Friday, February 06, 2009

Collecting Stamps From Dead Countries




A dead country used to issue stamps, but no longer exists as a separate stamp-issuing entity. Countries come and go throughout history, and many countries were born - and later "died" - during the 19th and 20th centuries. Some dead countries are now provinces or regions of larger countries, having been absorbed into those countries, and the stamps used in those absorbed areas are the stamps of the larger countries of which they are now a part. Other dead countries merged together to form a completely new, larger country, and their stamps are now those of the new "combined" country. And still other dead countries used to be a single country that split into two or more separate countries.



For example, many countries were killed off by the Russian Revolution and the subsequent absorption of those dead countries into the USSR, which as of 1991 is now itself a dead country and no longer issues stamps as the Soviet Union. Some of the dead countries in the area that was formerly ruled by the USSR were very short-lived and include the Far Eastern Republic, the Trancaucasian Soviet Federated Socialist Republic, the Russian Soviet Federated Socialist Republic and Siberia.



The USSR is now itself a dead country, despite being one of the world's most prolific issuers of stamps while it existed. The same is true for Czechoslovakia, a dead country which split into the Czech Republic and Slovakia, two stamp-issuing countries that came into being in 1992.

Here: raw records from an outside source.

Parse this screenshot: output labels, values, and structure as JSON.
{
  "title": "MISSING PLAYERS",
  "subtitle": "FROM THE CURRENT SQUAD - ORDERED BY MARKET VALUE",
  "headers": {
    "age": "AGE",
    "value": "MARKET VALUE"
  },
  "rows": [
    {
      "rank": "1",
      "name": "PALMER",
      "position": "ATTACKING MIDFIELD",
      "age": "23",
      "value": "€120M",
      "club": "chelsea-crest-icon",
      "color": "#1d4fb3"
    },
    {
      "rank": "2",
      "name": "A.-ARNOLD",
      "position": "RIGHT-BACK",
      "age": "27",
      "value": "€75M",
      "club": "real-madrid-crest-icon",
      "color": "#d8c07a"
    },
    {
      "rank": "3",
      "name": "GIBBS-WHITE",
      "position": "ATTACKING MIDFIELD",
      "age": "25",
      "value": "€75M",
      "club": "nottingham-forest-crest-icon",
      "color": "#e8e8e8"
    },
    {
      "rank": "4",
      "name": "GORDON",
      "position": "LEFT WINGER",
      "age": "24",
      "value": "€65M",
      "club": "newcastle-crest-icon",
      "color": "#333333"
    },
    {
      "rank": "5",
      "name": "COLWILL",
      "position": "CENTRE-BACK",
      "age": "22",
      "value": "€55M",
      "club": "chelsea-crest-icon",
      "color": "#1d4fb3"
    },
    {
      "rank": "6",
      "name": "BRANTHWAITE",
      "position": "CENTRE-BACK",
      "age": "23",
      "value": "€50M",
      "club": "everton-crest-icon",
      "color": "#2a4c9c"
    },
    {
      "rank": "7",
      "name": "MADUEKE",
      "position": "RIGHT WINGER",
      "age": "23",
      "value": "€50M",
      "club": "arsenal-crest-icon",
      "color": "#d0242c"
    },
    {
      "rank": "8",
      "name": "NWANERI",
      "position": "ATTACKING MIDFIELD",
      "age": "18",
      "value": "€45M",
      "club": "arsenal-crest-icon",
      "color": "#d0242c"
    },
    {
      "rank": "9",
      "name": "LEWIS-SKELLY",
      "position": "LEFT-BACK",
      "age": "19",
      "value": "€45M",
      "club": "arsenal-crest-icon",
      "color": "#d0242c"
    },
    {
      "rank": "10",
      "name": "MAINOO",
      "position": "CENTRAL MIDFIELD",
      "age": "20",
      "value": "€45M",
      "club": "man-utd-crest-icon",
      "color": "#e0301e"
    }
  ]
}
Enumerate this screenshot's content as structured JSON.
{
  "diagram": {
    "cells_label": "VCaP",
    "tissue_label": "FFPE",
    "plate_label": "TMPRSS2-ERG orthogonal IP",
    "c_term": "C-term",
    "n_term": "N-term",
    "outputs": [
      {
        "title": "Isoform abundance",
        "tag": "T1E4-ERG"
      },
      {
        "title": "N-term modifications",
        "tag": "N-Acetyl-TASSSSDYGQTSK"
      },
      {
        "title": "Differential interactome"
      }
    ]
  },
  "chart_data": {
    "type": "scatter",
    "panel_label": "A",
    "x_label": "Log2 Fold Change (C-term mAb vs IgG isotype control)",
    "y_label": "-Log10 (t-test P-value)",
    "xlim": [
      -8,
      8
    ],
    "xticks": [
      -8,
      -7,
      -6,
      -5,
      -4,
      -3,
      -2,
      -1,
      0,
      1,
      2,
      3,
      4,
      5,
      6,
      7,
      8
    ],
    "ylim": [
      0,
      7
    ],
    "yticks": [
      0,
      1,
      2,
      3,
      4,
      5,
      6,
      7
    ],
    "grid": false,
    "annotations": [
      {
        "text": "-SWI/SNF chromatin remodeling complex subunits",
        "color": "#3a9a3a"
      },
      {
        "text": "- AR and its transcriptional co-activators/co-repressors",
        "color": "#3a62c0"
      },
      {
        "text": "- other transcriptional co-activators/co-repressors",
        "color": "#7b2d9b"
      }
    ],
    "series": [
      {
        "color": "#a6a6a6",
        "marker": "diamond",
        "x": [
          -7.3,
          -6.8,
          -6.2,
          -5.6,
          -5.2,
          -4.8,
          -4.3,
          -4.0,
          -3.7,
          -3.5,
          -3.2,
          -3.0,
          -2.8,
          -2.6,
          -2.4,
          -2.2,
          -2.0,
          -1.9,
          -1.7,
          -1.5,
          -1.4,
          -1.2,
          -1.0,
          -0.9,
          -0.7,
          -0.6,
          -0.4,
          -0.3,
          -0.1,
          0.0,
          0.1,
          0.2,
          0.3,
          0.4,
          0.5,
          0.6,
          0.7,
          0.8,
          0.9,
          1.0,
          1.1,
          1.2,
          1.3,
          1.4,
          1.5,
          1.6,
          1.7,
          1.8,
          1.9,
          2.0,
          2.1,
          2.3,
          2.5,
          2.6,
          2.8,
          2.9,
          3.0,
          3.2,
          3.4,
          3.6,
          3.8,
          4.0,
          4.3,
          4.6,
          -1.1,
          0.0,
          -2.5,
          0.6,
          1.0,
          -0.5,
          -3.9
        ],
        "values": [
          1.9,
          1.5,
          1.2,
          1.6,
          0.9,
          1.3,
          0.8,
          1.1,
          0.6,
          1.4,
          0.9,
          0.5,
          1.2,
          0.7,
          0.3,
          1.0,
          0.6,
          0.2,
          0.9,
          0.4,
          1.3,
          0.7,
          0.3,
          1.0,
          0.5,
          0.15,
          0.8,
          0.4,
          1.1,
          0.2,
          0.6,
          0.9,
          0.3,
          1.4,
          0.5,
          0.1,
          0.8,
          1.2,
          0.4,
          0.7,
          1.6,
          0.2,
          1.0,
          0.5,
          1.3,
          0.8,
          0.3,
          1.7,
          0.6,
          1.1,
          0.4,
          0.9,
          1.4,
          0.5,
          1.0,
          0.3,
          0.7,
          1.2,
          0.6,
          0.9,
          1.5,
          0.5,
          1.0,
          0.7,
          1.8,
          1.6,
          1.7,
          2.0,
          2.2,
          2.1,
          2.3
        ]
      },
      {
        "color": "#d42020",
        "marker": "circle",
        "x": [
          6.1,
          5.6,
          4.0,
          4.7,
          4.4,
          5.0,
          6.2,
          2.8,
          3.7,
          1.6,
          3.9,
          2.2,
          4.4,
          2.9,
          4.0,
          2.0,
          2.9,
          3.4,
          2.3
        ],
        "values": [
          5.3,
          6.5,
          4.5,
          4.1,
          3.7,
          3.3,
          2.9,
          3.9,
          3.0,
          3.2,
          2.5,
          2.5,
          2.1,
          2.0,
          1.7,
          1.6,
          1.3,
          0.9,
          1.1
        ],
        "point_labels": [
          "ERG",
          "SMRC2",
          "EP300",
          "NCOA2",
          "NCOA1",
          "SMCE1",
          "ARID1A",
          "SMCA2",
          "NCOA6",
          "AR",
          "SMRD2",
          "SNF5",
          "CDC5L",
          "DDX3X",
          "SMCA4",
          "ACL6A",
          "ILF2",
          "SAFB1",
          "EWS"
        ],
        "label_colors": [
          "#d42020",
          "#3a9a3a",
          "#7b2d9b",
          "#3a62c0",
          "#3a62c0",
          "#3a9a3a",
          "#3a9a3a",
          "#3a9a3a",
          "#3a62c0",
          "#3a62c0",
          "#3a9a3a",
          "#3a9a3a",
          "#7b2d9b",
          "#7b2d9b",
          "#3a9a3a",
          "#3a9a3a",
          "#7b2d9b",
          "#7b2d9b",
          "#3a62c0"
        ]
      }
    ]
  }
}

If you're confused by all this geopolitical re-arranging, you're not the only one. But dead countries present a somewhat unique opportunity for stamp collectors. A person who collects dead country stamps knows, for a fact, that he or she has a finite number of stamps to locate: only those stamps that were issued up until the date the country "died." No more will be issued in the future for that country. So there's no need to constantly buy new issues or try to keep up with the plethora of stamps being issued nowadays. Dead countries represent a finite beginning and a finite end.